Reigniting Your Flame for Longer Lasting Love
By Dr. Tiger
“We’ve been together for a while and the spark is gone, what are we supposed to do?” I regularly hear this opener from couples seeking therapy. Many couples assume that sex is exciting at first, then the excitement dies down and that is to be expected. WRONG!
While it is true that meeting a new person and anticipating and then having the first sexual contact with them can be very exciting, the sex itself probably isn’t that great. Don’t get me wrong, it is very exciting to be with someone new and the hormonal rush that accompanies that first contact is intoxicating; so much so that it can lead to what is popularly known as sex and love addiction. But the hormonal rush that comes along with a new conquest is not about love, it is about conquest (for male apes, having a new partner to procreate with and thus have more offspring; for female apes, to copulate with a more genetically desirable male).
For humans, good sex comes through practice with a partner you know. When you are with a stranger, sex is mostly performance based since you don’t know the partner at all. It takes quite a while, months to years, of honest communication about sex to really know your partner and to customize your sex to each other so that it is consistently mutually satisfying.
When I hear this complaint, it shows that I am dealing with a couple who does not know sex very well and/or does not know each other very well. Taking a sex history of both partners, finding out about how they learned about sex and how they pay attention to knowing themselves and their own sexuality will usually give me plenty of leads about where to take the therapy.
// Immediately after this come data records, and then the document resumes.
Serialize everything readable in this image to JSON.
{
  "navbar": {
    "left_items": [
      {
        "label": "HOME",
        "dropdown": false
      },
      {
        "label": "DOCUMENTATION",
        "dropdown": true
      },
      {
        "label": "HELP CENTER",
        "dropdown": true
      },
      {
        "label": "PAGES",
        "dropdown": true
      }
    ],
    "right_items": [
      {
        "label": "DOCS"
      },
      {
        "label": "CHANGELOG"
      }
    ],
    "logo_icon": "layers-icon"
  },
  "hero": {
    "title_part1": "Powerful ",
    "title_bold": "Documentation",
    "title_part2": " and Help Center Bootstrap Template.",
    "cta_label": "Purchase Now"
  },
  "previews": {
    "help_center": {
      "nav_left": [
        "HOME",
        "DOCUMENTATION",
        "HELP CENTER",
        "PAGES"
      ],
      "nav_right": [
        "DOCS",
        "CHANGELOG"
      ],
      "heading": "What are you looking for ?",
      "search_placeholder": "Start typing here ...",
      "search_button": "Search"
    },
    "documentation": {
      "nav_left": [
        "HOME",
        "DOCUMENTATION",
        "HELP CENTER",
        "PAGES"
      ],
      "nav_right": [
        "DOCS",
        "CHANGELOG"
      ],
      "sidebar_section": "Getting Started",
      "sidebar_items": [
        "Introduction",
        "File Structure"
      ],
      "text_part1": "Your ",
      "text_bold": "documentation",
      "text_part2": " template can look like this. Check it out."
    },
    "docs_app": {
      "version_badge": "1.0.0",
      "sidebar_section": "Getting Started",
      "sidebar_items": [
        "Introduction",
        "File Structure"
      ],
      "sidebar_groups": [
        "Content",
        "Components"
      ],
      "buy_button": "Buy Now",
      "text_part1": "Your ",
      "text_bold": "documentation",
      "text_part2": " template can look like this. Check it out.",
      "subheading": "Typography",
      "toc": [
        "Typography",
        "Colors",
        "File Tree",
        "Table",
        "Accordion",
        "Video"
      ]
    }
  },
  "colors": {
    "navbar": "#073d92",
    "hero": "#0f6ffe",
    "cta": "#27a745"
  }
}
Most of us get very poor sex education, and we are shamed into believing that if we ask questions about sex we will be exposed as being inexperienced or not talented sexually.
So, we tend to learn a habit and a routine about sex that we think works and is okay for most partners, settling in on doing that and hoping for the best. For couples, this repetitive pattern wears thin over time. Usually couples don’t have the skill to talk about it and end up bored, which makes good sense. Like any other skill, sex takes instruction, education, communication and practice. “Doing what comes naturally” is fine for animals perpetuating their species, but it doesn’t work very well for humans.
The bottom line is that good sex is intimate sex, the kind people earn with a partner they trust, whom they can talk to and share what feels good to them and find out what feels good to their partner.
Assuming that stimulating the same parts in the same ways with any partner you meet is going to build lasting intimate sexuality, keeps the sex therapist’s practice busy.